Cut a piece of fabric from your drop cloth that measures 18.5 x 9 inches.  You will fold it twice as shown in the photo below and sew along the bottom.

Step 2

Tuck your cuff into your stocking, all raw edges will be lined up, as in the photo below.  Sew a 1/4 seam along the rim.  Flip the cuff out by turning it right side out.

Step 3

Add a piece of wide ribbon across the cuff, a small applique or small ornament to add some additional texture.   Sew your hanger to the corner with a needle and thread.

#5.  Hanging ornament with bows and ribbons.

Not going to lie to you, this blog post was supposed to be only FOUR Christmas stocking ideas, but when I started to take the photographs, four just wasn’t cutting it.

They do say that when decorating group things in odd numbers.  I have found this to be true, so no idea why I stopped at four.

I needed a 5th stocking, so I went upstairs, cut and sewed another stocking, and had it decorated before my husband had our morning coffee made.

He was impressed (don’t tell him but so was I) because the first four took some fiddling and playing around but this one came together in under 10 minutes.

Materials Required for ornaments with bows stocking

Step 1

Add three round appliques (mine were snowflakes) to your stocking to make them look like staggered hanging ball ornaments.  If you don’t have appliques no worries!   Cut circles out of scrap drop cloth and use some fabric paint (or any paint for that matter), and use them in the same way you would the appliques.

Step 2

Cut ribbon, or lace long enough to go from the top of the applique or ornament to the top of the stocking.

Step 3

Use hot glue, fabric glue, or hand-sew your appliques and ribbon or lace in place.

Step 4

Add a ribbon cuff across the top, and a hanger in the corner.

Pulling it all together – new Christmas stockings to match a holiday theme.

So, no secret, that I love drop cloths.  They make for a very inexpensive fabric perfect for rustic, farmhouse, and vintage feel projects.

Also, if you have any leftover fabric, you could make a whole host of Christmas decorations or even home decor.

A few suggestions for this holiday season – you could make pillow covers and decorate them to match your stockings, or even a table runner, or tree skirt. I’ve even seen fabric magnolia wreaths made with drop cloths, OH and … don’t forget good old fashioned rag wreaths.

You could whip up a whole new holiday theme with a drop cloth or two!

Related Christmas Posts!

If you’re looking for some other easy Christmas projects you should check out these posts:


  1. Thank you so much for all your wonderful, inspiring, just my style ideas!! I love drop cloths too and use flowers in my garden to natural dye them. It takes the dye great.
    thanks again, I’m so happy I found you!

    1. Such a lovely comment to leave Kim, thanks so much! I never even considered using flowers to dye my drop cloths but now I think I will add that to my summer projects. What a great idea!

  2. Ohh! These are just as cute as can be and I love all of the different ways you decorated them! The rosette one is my absolute fave!


    1. Lol, never! I only ever have the patience to do something once and the attention span for a single project at a time. 😉 Thanks for the comment Koko!
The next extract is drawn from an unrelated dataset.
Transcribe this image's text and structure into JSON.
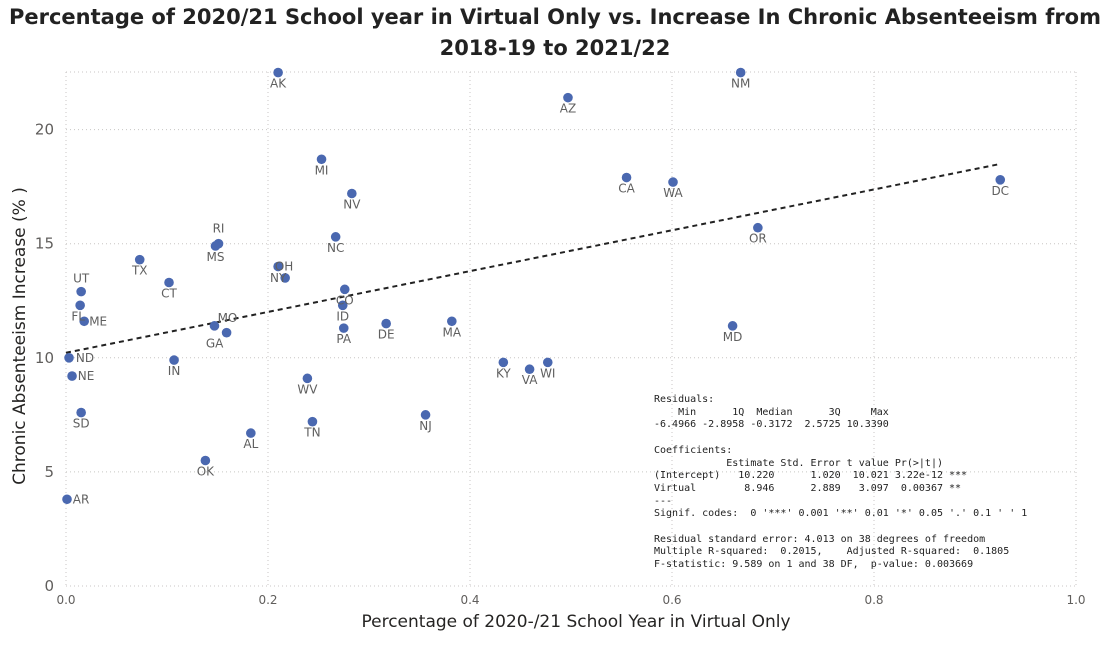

  3. These are GORGEOUS and I am so happy that you shared your tip on softening drop cloths. I had NO IDEA that was a thing. Pinning this to several boards, thanks!
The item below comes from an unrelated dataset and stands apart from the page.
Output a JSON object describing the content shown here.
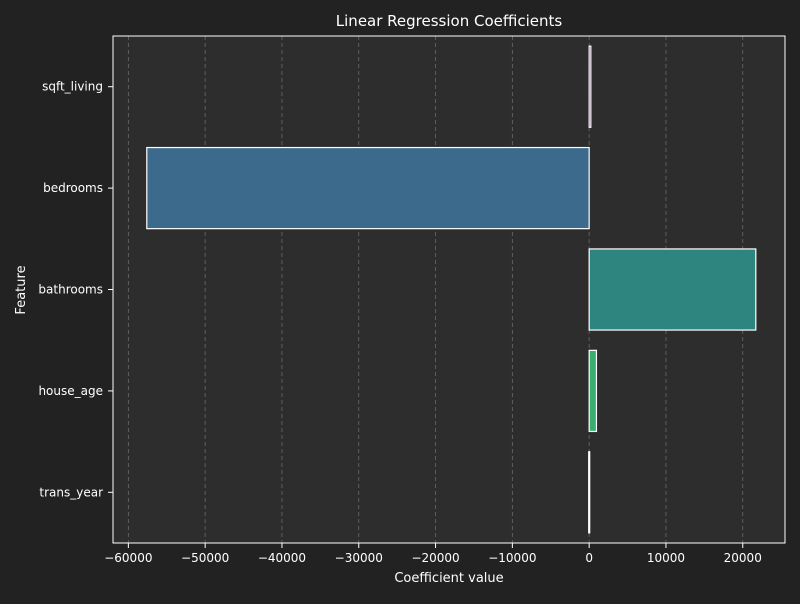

  4. I agree with Julie! These are going to be a hit. They are so on-trend and just beautiful. I can tell you put a lot of work into this post, and your instructions are perfect. I’m inspired to make some of these for our home or even to give away as gifts! Bravo!
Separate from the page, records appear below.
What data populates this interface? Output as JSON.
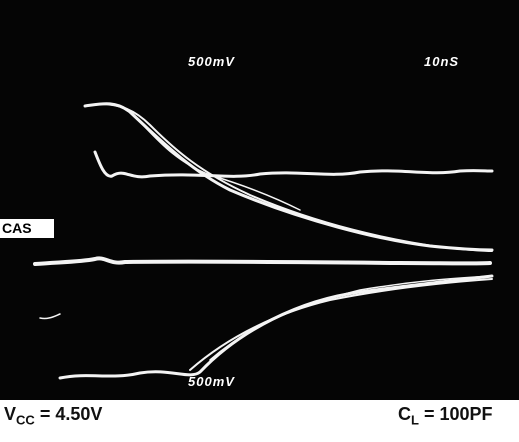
{
  "screen": {
    "top_voltage": "500mV",
    "time_base": "10nS",
    "channel": "CAS",
    "bottom_voltage": "500mV"
  },
  "footer": {
    "vcc": {
      "symbol": "V",
      "subscript": "CC",
      "value": "= 4.50V"
    },
    "load": {
      "symbol": "C",
      "subscript": "L",
      "value": "= 100PF"
    }
  }
}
    1. I started doubting my idea of posting all the tutorials when I hit picture number 32. It was the first time I had to google ” how many pictures are too many pictures”. I am laughing as a type this. But thanks so much for the comment Crissy, it made my day and relieved some of my doubt about the length of the post. I got a bit carried away, as I tend to do with Christmas stuff. Thanks again! 🙂

  5. Well, these are just lovely! Truly! I see these drop cloth Christmas stockings going viral, sweet friend! Woot! (Pinned… three times!)